I kissed him and said things with the word ‘love’ repeatedly, hoping it made some small difference as he cried softly.





CHAPTER TWENTY


CORD



I was unaware of time as we sat in that waiting room. Creed sat across from me doing nothing, saying nothing. Every so often our eyes would meet and I saw the mirror of my own wrath. The furious Gentry blood which I’d long struggled to control was boiling over. When I thought of the men who had nearly killed my brother I thought of murder. Creed did too. I was sure of it.
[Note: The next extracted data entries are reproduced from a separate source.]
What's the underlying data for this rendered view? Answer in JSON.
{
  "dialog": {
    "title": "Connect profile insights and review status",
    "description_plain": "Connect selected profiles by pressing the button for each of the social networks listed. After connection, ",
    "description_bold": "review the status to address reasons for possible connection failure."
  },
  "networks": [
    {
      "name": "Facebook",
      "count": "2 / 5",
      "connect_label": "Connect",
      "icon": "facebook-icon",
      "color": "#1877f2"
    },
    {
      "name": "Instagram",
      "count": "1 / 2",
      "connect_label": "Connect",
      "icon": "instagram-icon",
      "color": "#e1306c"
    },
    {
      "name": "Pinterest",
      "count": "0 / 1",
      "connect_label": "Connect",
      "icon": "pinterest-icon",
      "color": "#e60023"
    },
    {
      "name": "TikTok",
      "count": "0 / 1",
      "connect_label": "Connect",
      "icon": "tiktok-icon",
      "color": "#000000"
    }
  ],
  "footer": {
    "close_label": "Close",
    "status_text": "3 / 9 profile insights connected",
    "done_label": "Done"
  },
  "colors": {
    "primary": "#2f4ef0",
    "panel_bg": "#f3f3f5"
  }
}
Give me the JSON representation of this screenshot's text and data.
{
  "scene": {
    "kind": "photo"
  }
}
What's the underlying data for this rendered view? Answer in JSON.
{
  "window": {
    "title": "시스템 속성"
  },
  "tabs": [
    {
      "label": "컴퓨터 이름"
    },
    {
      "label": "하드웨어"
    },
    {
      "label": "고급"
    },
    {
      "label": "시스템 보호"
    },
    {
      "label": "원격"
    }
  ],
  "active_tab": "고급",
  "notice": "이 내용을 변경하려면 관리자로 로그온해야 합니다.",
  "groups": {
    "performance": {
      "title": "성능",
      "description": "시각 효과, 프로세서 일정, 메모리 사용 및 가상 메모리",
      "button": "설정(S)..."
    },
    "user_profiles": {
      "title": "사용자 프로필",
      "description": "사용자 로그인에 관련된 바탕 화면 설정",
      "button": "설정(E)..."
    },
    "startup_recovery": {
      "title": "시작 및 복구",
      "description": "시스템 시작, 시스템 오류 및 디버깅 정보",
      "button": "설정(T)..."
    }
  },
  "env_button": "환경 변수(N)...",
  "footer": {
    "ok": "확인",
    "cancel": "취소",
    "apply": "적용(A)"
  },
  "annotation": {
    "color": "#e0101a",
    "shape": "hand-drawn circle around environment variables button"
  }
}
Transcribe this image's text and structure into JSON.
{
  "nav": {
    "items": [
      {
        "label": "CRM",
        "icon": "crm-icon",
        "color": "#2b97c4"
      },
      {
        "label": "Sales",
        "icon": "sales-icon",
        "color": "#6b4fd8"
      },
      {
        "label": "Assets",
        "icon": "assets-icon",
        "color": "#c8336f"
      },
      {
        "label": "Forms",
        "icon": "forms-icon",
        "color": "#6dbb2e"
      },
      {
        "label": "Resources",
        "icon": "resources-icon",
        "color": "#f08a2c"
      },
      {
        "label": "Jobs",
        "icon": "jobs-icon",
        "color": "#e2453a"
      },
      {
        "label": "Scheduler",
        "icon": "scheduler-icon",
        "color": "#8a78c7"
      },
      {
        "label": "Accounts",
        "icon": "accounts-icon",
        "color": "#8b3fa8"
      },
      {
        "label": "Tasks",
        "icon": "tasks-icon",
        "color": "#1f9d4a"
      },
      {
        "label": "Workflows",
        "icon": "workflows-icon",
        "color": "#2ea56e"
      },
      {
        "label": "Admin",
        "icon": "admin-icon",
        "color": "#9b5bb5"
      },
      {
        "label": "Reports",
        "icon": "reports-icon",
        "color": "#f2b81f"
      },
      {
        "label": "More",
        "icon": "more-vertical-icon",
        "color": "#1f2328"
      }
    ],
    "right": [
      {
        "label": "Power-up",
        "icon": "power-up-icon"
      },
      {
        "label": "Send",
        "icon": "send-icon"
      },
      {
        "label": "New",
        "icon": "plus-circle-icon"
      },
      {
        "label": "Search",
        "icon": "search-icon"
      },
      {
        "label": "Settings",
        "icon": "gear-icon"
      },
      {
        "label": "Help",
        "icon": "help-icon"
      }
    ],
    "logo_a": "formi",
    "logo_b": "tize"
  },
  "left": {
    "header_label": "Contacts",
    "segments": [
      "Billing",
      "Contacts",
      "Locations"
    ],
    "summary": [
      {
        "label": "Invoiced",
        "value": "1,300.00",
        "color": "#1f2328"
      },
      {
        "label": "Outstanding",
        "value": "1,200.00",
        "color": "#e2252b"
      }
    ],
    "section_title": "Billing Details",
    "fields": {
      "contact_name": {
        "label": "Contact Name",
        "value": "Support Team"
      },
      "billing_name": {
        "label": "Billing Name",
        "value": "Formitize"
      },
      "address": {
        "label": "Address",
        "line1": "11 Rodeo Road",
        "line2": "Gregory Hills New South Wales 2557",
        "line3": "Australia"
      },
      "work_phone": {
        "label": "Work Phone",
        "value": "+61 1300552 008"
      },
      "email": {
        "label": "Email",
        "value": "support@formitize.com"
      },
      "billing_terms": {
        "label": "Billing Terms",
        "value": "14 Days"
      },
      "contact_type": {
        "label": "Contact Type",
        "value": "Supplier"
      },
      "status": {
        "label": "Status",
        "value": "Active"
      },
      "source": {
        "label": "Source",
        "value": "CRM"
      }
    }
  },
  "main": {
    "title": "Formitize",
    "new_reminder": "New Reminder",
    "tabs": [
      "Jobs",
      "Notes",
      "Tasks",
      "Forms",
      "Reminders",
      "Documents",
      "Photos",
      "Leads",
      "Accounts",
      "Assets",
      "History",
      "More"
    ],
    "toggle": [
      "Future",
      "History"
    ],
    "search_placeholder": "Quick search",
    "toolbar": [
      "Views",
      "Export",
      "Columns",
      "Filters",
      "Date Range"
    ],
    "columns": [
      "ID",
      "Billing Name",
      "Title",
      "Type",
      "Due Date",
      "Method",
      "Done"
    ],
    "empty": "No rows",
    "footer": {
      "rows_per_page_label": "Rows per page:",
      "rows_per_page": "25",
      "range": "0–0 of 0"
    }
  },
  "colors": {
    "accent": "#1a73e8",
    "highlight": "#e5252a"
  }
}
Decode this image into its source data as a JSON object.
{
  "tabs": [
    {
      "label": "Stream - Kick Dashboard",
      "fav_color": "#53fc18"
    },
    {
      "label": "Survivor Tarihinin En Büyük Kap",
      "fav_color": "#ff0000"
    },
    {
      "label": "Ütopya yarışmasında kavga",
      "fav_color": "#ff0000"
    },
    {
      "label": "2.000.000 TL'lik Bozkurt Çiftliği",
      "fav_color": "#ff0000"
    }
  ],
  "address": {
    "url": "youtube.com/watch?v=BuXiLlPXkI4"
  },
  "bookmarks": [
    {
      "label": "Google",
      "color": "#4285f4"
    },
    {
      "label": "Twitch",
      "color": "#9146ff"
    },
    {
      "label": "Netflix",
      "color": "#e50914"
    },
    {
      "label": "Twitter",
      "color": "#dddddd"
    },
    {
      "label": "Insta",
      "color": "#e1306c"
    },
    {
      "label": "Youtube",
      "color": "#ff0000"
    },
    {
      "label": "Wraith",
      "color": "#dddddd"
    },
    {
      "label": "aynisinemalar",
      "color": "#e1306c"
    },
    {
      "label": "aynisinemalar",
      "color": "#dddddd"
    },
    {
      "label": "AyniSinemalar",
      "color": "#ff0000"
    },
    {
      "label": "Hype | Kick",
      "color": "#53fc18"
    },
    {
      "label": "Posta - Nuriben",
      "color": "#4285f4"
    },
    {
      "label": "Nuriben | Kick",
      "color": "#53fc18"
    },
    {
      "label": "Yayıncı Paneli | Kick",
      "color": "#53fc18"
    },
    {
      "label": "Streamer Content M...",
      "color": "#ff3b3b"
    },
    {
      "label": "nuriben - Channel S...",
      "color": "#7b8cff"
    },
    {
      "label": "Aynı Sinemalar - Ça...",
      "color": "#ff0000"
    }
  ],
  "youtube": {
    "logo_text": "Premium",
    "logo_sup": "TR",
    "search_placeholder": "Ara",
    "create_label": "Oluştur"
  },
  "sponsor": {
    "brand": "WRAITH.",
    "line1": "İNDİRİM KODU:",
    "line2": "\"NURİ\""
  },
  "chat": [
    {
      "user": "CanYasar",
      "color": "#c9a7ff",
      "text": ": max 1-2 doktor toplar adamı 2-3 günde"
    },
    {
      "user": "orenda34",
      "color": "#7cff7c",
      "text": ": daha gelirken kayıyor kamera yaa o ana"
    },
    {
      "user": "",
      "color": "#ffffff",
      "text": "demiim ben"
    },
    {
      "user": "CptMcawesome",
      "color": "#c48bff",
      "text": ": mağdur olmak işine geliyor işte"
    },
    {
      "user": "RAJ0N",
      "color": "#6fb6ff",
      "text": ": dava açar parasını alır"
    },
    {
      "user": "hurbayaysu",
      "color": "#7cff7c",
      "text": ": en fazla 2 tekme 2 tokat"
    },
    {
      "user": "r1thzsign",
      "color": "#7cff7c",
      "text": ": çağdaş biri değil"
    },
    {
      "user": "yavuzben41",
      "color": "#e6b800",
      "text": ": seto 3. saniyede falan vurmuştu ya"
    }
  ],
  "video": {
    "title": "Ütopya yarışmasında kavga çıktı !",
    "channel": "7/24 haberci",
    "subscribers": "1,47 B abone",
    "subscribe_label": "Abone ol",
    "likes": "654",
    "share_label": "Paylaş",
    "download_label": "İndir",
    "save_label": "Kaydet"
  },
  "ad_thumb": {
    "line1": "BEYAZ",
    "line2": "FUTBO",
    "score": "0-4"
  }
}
Saylor squirmed in my lap and held me together as best she could. Every so often she would grab me tightly, as if on some level she was aware of the conflict in my soul. It would all have to wait though.

Police officers came and went. Chase hadn’t been real aware when they’d questioned him upon arriving at the hospital. He knew he’d been attacked. He didn’t know who had attacked him. Haltingly, I told the officers of the threats by the fraternity boys.

“Do you know them?” frowned one of the officers; a thin, dark-skinned man whose sharp eyes were a contrast to his weary, overweight partner.